Since 2014, Darmata said, more than 4,000 county residents have received training in suicide prevention.
“I’ve worked in suicide prevention for 11 years,” Darmata said, “and I’ve never seen anything like it.”
The sheriff’s office has begun sending a deputy from its mental health crisis team when doing evictions. On the eviction paperwork, they added the crisis line number and information on a county walk-in mental health clinic. Local health care organizations have new procedures to review cases involving patient suicides, too.
From 2012 to 2018, Washington County’s suicide rate decreased by 40%, preliminary data shows. To be sure, though, 68 people died by suicide here last year, so preventing even a handful of cases can lower the rate quite a bit.

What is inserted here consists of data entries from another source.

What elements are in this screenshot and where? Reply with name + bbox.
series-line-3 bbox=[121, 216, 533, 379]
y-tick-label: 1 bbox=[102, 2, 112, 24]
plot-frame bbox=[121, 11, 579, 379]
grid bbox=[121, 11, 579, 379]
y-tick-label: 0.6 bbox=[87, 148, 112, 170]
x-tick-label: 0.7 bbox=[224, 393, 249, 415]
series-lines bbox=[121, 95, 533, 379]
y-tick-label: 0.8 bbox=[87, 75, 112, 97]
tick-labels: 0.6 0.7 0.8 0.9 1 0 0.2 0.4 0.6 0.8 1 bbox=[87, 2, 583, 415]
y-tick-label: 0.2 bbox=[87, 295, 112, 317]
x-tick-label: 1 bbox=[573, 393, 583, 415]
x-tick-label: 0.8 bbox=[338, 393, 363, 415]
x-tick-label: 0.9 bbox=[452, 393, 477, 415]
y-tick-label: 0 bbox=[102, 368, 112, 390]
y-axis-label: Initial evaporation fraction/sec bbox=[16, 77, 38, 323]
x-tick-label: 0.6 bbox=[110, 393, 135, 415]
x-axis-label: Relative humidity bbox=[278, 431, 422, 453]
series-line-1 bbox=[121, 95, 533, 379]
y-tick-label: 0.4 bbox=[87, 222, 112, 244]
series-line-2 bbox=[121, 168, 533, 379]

Repp cautions that the findings can’t be generalized. What’s true in suburban Portland may not be true in rural Nebraska or the city of San Francisco or even suburban New Jersey, for that matter. Every community needs to look at its own data.
Still, Jay Carruthers, who runs New York’s Office of Suicide Prevention, saw the potential. “To be able to close the loop and connect [the data] to prevention? That’s the beauty,” he said. This year, the state is beginning to test a similar system in several counties.
In Northern California’s Humboldt County, public health manager Dana Murguia had been frustrated for some time that local prevention plans weren’t making a dent. “I said, ‘We don’t need another plan. We need an operations manual.’ That’s what I feel Dr. Repp has given us.”
Humboldt began using a Washington County-style checklist this year, and county officials have identified several unexpected touchpoints, including public parks and motels where people have died by suicide. Now, those sad facts can become action plans.
In Colorado, a different effort to reduce suicides also began with extensive data analysis. There, they realized that while youth suicide has understandably been a focus, the biggest numbers are among older men. They’ve not only crafted materials specifically for men in crisis, but they’ve also created materials for specialized groups, such as veterans, farmers and construction workers.